Equipe dirigeante de l’association Réparer le langage (RLL) - Photo Réparer le langage
« Réparer le langage, je peux », Trophée de l’action culturelle avec la Fnac 2025
Les Trophées de l'édition 2025 ont été remis, lundi 7 avril, sur la scène de l'Odéon-Théâtre de l'Europe, à Paris. La maison associative « Réparer le langage, je peux » a reçu le Trophée de l’action culturelle avec la Fnac 2025 pour l’organisation de deux salons du livre valorisant l’écriture et la lecture collectives des adolescents.

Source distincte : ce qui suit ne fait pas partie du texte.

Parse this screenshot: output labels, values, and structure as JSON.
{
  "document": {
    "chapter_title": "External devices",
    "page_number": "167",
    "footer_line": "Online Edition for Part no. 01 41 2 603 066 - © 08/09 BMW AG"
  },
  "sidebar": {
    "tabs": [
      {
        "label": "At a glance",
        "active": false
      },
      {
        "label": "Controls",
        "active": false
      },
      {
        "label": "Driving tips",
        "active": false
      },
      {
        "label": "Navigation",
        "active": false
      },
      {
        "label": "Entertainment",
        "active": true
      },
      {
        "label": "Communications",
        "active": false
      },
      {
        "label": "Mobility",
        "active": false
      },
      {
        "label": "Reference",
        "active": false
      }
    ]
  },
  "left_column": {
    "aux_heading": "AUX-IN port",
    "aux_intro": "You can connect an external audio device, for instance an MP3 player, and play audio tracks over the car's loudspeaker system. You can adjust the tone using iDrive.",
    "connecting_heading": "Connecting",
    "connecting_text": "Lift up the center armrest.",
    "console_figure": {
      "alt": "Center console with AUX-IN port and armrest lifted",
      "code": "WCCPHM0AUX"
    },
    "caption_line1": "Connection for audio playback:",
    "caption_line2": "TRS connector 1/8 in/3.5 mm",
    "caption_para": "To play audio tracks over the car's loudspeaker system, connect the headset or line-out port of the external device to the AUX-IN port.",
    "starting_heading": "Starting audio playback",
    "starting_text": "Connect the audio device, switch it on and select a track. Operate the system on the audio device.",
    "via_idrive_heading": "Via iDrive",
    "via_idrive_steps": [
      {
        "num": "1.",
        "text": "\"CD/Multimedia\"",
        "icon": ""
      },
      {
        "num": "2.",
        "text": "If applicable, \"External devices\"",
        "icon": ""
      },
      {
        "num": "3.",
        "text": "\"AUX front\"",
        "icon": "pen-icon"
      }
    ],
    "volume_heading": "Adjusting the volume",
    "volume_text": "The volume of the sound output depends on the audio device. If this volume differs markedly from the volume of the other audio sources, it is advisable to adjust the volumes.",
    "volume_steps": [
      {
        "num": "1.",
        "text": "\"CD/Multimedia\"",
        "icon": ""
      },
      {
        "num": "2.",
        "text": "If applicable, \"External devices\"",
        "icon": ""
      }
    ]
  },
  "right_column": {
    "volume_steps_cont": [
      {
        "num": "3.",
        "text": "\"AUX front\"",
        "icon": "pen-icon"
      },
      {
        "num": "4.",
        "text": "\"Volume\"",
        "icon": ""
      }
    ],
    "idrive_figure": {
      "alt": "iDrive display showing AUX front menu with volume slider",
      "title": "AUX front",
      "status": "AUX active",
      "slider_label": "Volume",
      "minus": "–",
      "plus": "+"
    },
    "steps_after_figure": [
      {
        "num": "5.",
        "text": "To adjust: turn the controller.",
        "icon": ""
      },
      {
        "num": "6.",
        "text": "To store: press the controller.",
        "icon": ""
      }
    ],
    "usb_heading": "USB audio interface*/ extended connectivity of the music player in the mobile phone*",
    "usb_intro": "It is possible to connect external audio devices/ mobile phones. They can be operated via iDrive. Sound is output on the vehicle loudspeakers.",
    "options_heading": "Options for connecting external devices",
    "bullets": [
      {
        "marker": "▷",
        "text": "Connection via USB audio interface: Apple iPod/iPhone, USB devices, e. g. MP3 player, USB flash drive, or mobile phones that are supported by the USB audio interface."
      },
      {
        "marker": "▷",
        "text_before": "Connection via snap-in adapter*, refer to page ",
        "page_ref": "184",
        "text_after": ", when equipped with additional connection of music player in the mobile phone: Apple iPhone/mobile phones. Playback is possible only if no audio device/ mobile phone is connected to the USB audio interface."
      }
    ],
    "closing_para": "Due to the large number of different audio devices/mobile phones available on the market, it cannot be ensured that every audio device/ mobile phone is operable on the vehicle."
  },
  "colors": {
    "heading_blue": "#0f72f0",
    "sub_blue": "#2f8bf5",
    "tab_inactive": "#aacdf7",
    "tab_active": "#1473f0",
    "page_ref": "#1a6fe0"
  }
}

Dans le cadre des Trophées de l'édition, la maison associative « Réparer le langage, je peux » a reçu le Trophée de l’action culturelle avec la Fnac 2025 pour l’organisation de deux salons du livre valorisant l’écriture et la lecture collectives des adolescents. L'entité créée en 2015 accompagne des collégiens et lycéens dans l’écriture de nouvelles, avant que d’autres jeunes leur écrivent leur ressenti de lecteurs. Le tout avec l’aide de leurs professeurs et d’écrivains.
Le but : aider des adolescents, potentiellement peu à l’aise avec la langue française, à s’exprimer à l’écrit comme à l’oral, le tout en faisant de belles rencontres. Ou comme le formule « Réparer le langage, je peux », qui s’est donné cette mission depuis sa création en 2015 : « Lutter contre l'illettrisme et en faveur de l’égalité des chances, pour une réinsertion durable ».
Comment ? En ciblant depuis dix ans des milliers d’adolescents de classe Segpa, de collèges Rep, Rep+, en Accueil Jeunes, ou en Unité pédagogique pour élèves allophones arrivants (UPE2A). Guidés par leurs professeurs de lettres, des documentalistes, et des auteurs professionnels comme Marie-Hélène Lafon, Hugo Boros ou Alain Absire (par ailleurs président de l’association), ils réfléchissent ensemble à un scénario, en débattent, puis triturent la langue au plus près. En s’emparant de sujets tels que le harcèlement, l'exclusion, la mixité, la radicalisation, les violences physiques et morales… Les titres, pour n’en piocher que quelques-uns abordent tous les sujets : L’adocalyspe, Vers une nouvelle vie, Virus chinois ou encore L’ombre du père.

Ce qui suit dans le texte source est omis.